WEIGHT: 61 kg
Breast: C
1 HOUR:30$
NIGHT: +70$
Services: Slave, Oral Without (at discretion), Fetish, Lesbi-show soft, Mistress
Thank you for visiting nature. You are using a browser version with limited support for CSS. To obtain the best experience, we recommend you use a more up to date browser or turn off compatibility mode in Internet Explorer. In the meantime, to ensure continued support, we are displaying the site without styles and JavaScript.
Matters Arising to this article was published on 05 September We collected pollen data on landscape change from radiocarbon-dated coring sites lakes and wetlands located across 19 modern-day European countries. We used two independent methods of analysis to evaluate whether the changes we see in the landscape at the time of the Black Death agree with the hypothesis that a large portion of the population, upwards of half, died within a few years in the 21 historical regions we studied.
While we can confirm that the Black Death had a devastating impact in some regions, we found that it had negligible or no impact in others.
The complex interplay of these factors, along with the historical ecology of plague, should be a focus of future research on historical pandemics. Few doubt that the mid-fourteenth-century Afro-Eurasian plague pandemic, the Black Death, killed tens of millions of people. Whole-genome sequencing confirms the pandemic as a novel introduction of the zoonotic bacterium Yersinia pestis 5 , 6.

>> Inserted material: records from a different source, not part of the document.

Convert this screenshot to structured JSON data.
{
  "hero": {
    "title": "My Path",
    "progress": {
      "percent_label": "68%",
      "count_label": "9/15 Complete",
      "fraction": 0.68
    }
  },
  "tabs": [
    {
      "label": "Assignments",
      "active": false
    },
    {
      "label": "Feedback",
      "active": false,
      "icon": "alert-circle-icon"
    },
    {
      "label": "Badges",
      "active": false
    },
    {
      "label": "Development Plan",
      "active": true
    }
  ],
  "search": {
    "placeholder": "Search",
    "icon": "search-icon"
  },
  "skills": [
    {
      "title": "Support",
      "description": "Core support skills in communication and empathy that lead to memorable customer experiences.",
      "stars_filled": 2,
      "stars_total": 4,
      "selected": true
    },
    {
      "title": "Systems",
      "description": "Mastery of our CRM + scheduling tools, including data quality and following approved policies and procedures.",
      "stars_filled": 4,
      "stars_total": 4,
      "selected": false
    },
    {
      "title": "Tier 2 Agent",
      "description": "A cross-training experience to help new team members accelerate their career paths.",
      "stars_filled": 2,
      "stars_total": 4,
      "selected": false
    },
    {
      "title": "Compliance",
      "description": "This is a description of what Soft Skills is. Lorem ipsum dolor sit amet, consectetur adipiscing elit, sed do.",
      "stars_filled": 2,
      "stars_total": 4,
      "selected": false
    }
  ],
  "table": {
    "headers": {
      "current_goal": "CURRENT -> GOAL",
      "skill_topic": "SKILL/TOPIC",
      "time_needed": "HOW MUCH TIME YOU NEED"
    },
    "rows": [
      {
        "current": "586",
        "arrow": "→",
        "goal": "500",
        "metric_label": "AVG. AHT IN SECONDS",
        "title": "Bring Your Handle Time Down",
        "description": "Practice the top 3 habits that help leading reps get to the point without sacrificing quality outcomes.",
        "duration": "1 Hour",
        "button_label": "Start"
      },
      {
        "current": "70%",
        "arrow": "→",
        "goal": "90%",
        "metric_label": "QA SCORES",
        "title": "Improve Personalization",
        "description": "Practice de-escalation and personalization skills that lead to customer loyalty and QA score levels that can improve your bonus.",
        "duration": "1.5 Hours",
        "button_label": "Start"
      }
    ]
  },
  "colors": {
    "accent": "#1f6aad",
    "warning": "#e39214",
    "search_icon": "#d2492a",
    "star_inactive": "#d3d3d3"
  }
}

Here we pioneer a new approach, big data palaeoecology BDP , that leverages the field of palynology to evaluate the demographic impact of the Black Death on a regional scale across Europe, independent of written sources and traditional archaeological material. Our analysis of 1, pollen samples from sites, reflecting landscape change and agricultural activities, demonstrates Black Death mortality was far more spatially heterogeneous than previously recognized.